Folha de S. Paulo
Quanto maiores as dificuldades, mais a
brincadeira se reinventa
O Carnaval é
uma festa móvel e onívora que se renova a cada fevereiro ou março, apesar
daqueles que não gostam dele (e têm o direito de não gostar), das pessoas que o
atacam preconceituosamente e de
quem o proíbe, como o prefeito de Porto Alegre.
No processo de modernização permanente é inevitável um olhar ao passado para rever as tradições. O que não significa abraçar os saudosistas, gente para as quais o melhor não volta: as marchinhas do Nássara, os sambas do Império Serrano, os blocos de sujos, o Baile do Havaí no Iate Clube de Botafogo (onde, diz a lenda, a certa hora ouvia-se a ordem: "Todo mundo nu pulando na piscina!").

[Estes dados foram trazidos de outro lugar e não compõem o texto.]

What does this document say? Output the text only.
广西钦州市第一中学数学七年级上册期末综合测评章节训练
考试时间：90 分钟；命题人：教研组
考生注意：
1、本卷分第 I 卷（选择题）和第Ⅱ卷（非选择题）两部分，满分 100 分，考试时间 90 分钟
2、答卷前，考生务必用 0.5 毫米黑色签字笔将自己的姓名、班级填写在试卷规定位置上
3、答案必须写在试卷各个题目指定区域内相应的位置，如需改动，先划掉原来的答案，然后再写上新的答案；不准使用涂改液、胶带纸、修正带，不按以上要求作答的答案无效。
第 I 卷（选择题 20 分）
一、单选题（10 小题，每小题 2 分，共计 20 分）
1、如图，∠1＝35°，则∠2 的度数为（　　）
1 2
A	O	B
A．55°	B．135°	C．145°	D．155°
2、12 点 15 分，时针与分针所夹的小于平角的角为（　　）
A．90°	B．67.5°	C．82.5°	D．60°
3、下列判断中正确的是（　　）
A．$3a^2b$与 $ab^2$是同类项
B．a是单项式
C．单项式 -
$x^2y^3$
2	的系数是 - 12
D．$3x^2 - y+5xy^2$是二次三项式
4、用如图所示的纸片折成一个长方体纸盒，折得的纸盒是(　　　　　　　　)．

Depois das fanfarras, com instrumentos de
sopro e percussão, no Rio ressuscitaram os Gorilas de Saco, já habituais nas
zonas norte e oeste e, daqui a pouco, na zona sul, que sempre chega atrasada.

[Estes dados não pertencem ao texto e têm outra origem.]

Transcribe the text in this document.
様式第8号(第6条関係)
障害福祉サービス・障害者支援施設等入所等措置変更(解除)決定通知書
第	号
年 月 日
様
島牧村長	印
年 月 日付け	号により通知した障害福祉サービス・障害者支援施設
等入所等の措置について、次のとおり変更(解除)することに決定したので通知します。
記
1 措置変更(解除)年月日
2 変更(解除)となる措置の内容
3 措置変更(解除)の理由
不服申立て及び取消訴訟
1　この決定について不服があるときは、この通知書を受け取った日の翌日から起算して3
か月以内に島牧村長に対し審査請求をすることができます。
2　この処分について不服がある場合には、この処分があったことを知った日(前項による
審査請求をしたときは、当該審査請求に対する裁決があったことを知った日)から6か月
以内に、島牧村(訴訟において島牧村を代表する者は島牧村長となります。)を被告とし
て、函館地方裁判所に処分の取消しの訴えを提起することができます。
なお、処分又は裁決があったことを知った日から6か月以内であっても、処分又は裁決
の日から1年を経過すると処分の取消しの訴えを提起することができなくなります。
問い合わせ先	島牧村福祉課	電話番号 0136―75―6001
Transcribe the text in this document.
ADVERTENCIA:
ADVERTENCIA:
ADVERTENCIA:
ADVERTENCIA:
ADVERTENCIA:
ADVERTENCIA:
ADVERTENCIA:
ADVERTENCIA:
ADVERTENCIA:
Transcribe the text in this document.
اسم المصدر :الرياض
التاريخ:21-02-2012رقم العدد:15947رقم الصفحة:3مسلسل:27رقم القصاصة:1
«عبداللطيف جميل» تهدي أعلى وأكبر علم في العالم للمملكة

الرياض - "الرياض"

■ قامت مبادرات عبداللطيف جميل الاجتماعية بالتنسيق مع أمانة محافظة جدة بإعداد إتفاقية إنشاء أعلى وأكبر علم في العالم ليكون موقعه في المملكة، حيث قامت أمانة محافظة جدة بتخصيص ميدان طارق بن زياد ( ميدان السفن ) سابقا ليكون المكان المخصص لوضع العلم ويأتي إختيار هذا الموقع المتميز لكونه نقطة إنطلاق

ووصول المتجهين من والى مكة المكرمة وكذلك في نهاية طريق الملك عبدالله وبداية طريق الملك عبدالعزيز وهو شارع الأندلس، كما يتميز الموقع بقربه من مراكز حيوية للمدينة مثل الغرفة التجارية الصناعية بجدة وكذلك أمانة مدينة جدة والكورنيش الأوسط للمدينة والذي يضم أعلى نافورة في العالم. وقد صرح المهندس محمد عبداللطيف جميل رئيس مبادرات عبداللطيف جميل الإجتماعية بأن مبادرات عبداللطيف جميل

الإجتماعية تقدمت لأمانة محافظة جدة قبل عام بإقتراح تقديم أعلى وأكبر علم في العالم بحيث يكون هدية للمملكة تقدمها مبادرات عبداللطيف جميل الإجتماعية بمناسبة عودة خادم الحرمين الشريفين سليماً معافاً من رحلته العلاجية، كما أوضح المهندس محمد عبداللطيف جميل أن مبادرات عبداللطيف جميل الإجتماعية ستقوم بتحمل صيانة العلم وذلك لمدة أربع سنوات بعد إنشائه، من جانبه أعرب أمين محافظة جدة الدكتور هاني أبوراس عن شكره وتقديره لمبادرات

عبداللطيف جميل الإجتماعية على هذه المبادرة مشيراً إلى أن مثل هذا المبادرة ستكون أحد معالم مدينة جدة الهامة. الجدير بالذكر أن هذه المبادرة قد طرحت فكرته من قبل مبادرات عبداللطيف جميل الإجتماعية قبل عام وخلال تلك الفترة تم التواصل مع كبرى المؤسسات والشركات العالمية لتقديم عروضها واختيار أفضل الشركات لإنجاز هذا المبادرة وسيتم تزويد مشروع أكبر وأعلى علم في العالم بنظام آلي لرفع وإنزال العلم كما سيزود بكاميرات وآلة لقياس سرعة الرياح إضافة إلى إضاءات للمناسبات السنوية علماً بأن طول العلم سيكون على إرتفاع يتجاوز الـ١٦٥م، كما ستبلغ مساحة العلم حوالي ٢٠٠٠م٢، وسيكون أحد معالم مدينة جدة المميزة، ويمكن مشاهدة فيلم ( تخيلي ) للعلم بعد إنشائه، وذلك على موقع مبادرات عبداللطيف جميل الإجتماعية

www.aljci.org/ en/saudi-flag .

Animal noturno e assustador, bicho-papão da criançada, é rival dos Clóvis, os
bate-bolas surgidos nos anos 1930, com roupa bufante, máscara e bola de
borracha.
Imagine o calor que
sente o Clóvis dentro da fantasia. Com o Gorila, o sufoco é ainda maior. A
caracterização da figura exige, além da máscara, um casaco e uma calça, nos
quais são feitos furos para acomodar milhares de tiras de sacolas plásticas.

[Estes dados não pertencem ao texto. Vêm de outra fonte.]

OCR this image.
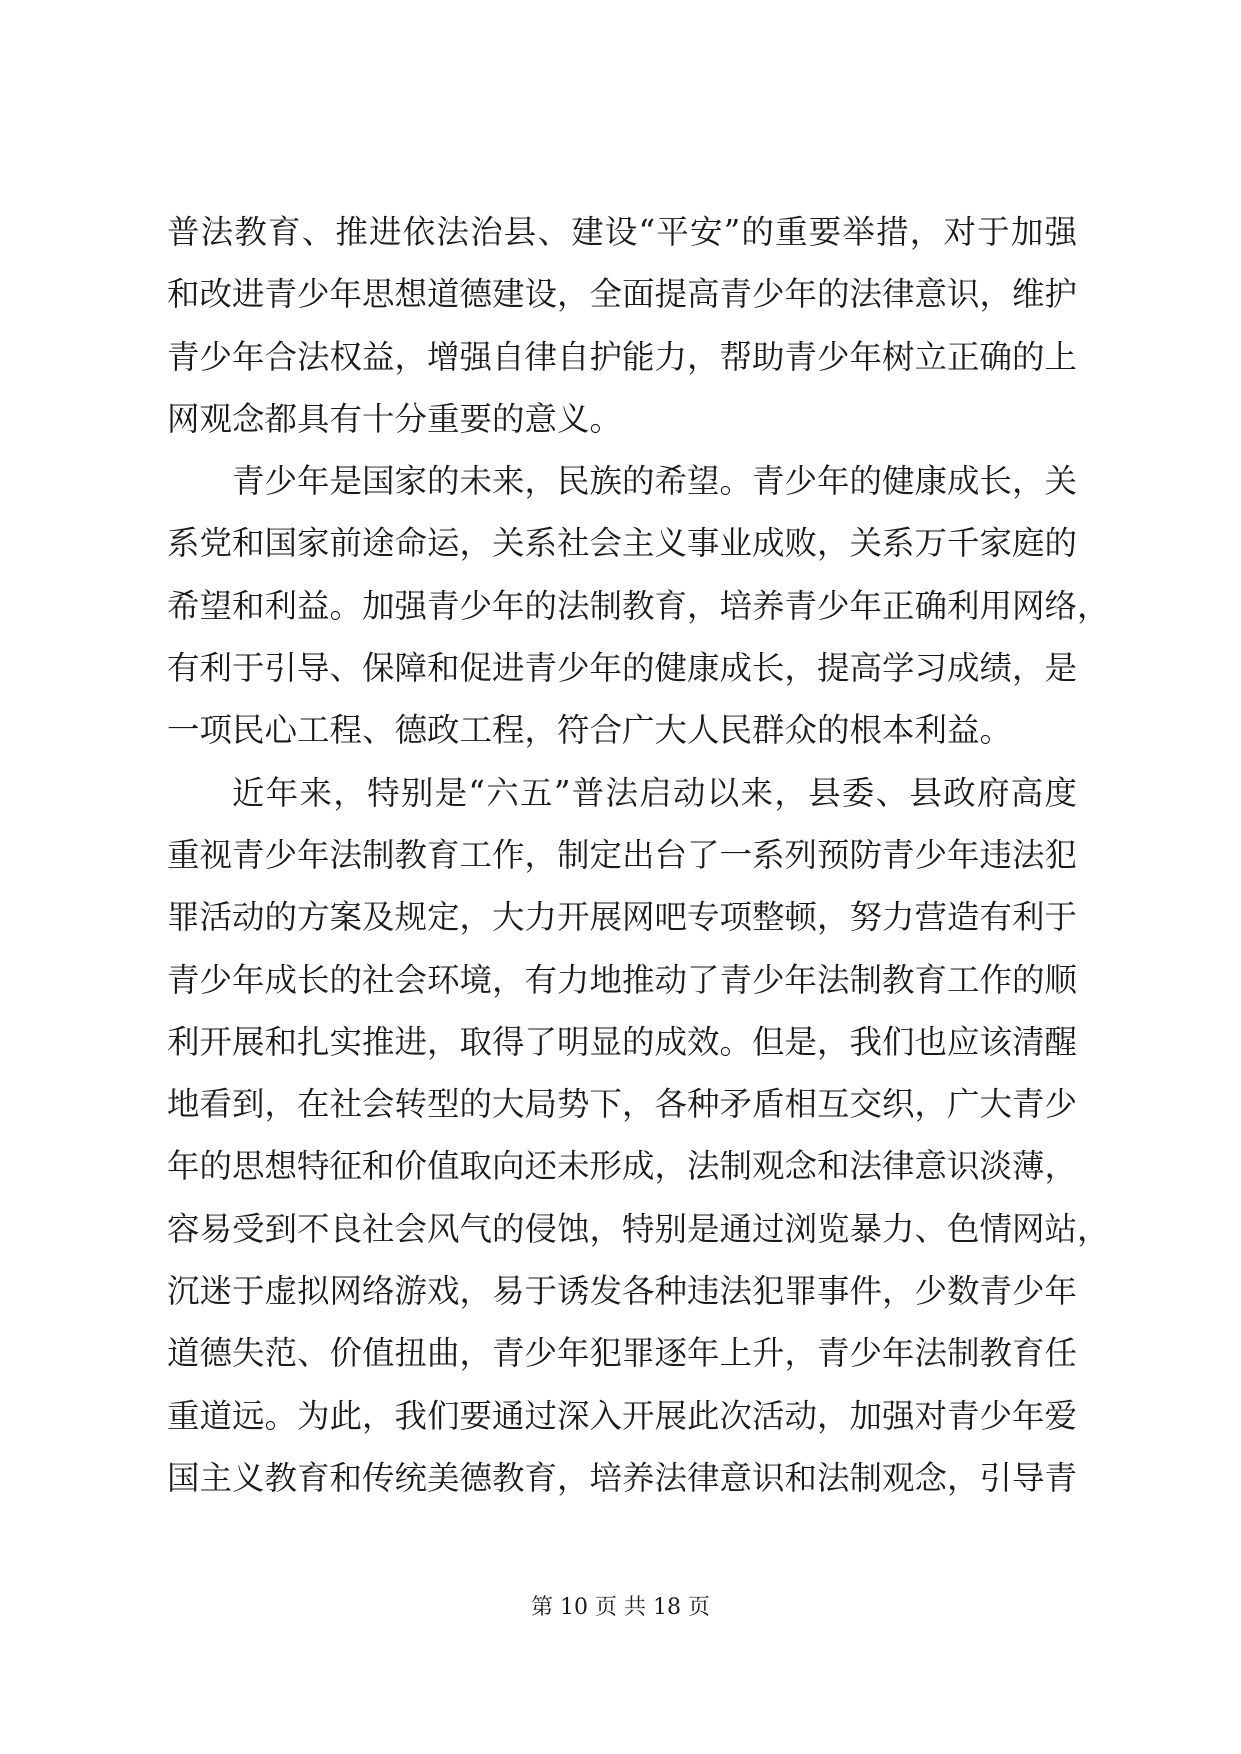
普法教育、推进依法治县、建设“平安”的重要举措，对于加强
和改进青少年思想道德建设，全面提高青少年的法律意识，维护
青少年合法权益，增强自律自护能力，帮助青少年树立正确的上
网观念都具有十分重要的意义。
青少年是国家的未来，民族的希望。青少年的健康成长，关
系党和国家前途命运，关系社会主义事业成败，关系万千家庭的
希望和利益。加强青少年的法制教育，培养青少年正确利用网络，
有利于引导、保障和促进青少年的健康成长，提高学习成绩，是
一项民心工程、德政工程，符合广大人民群众的根本利益。
近年来，特别是“六五”普法启动以来，县委、县政府高度
重视青少年法制教育工作，制定出台了一系列预防青少年违法犯
罪活动的方案及规定，大力开展网吧专项整顿，努力营造有利于
青少年成长的社会环境，有力地推动了青少年法制教育工作的顺
利开展和扎实推进，取得了明显的成效。但是，我们也应该清醒
地看到，在社会转型的大局势下，各种矛盾相互交织，广大青少
年的思想特征和价值取向还未形成，法制观念和法律意识淡薄，
容易受到不良社会风气的侵蚀，特别是通过浏览暴力、色情网站，
沉迷于虚拟网络游戏，易于诱发各种违法犯罪事件，少数青少年
道德失范、价值扭曲，青少年犯罪逐年上升，青少年法制教育任
重道远。为此，我们要通过深入开展此次活动，加强对青少年爱
国主义教育和传统美德教育，培养法律意识和法制观念，引导青
第 10 页 共 18 页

Pobre e louco Gorila, em busca de diversão na cidade
que em fevereiro registrou 44ºC, a mais alta temperatura desde 2014, e em
que a sensação térmica bate recordes. Não veio nem uma chuvinha para animar a
avenida.
"Allah-la-ô, ô ô ô ô ô ô/ Mas que calor,
ô ô ô ô ô ô". O de 2025 será lembrado como o Carnaval da ferveção, e não
pelo entusiasmo, que está mais ou menos igual ao de anos anteriores. Com a
crise do clima –
algo que não existe, segundo o zap da titia –, o folião fez o inimaginável para
se oxigenar. Não deixou de cantar e brincar, mas o cansaço e a ressaca bateram
mais cedo.
Até entre a turma que não pula, apenas
observa os outros pularem, notei uma mudança no visual. Estavam todos de
camiseta regata. Pode ser de mau gosto, mas refresca.